Michael Schmidt (archives)
Le procès du fermier Michael Schmidt s'est amorcé lundi, à Newmarket. L'homme est accusé d'avoir vendu illégalement du lait cru.
Le procès de l'agriculteur Michael Schmidt, accusé d'avoir vendu du lait cru, s'ouvre à Newmarket.
Pour contourner la loi provinciale, qui interdit la vente de lait cru, M. Schmidt avait mis sur pied un système d'actionnaires. Chacun d'eux versait 300 $ pour devenir copropriétaire d'une vache.
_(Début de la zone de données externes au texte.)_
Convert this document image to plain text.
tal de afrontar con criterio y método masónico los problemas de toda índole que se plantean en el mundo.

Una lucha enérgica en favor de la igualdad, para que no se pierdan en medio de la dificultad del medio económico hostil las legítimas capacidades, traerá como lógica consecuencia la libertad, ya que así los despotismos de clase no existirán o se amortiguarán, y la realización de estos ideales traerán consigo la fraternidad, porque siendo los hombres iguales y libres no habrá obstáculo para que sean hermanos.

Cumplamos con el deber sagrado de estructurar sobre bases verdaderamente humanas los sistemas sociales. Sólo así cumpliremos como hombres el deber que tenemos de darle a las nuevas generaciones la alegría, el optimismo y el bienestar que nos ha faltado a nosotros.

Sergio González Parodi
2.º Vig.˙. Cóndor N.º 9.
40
L'agriculteur facturait ensuite 2 $ par litre de lait pour traire, nourrir et héberger les vaches.
M. Schmidt invoque la Charte des droits et libertés et affirme que les Canadiens devraient avoir le droit de boire ce qu'ils veulent, dont le lait cru, dont la vente est actuellement interdite au pays.
Michael Schmidt conteste également la légalité de la descente policière survenue à sa ferme en 2006. Il allègue que la descente était illégale pour deux raisons: le mandat de perquisition indique une mauvaise adresse et parce que la police avait d'autres moyens d'obtenir de l'information. Selon lui, les policiers ont perquisitionné sa ferme pour l'intimider.
Si le juge statue que cette descente était illégale, toutes les informations obtenues seraient vraisemblablement rejetées par le tribunal.
De son côté, la Couronne répète que la vente de lait cru est illégale en Ontario, parce qu'elle pose un risque pour la santé. La salmonellose, la listériose et la bactérie E. coli peuvent être contractées par ceux qui consomment du lait non pasteurisé.
M. Schmidt demande pourquoi la vente de lait cru est autorisée dans certains pays européens. Il se dit prêt à être emprisonné pour défendre ses convictions. Cette cause pourrait créer un précédent en Ontario et dans l'ensemble du Canada.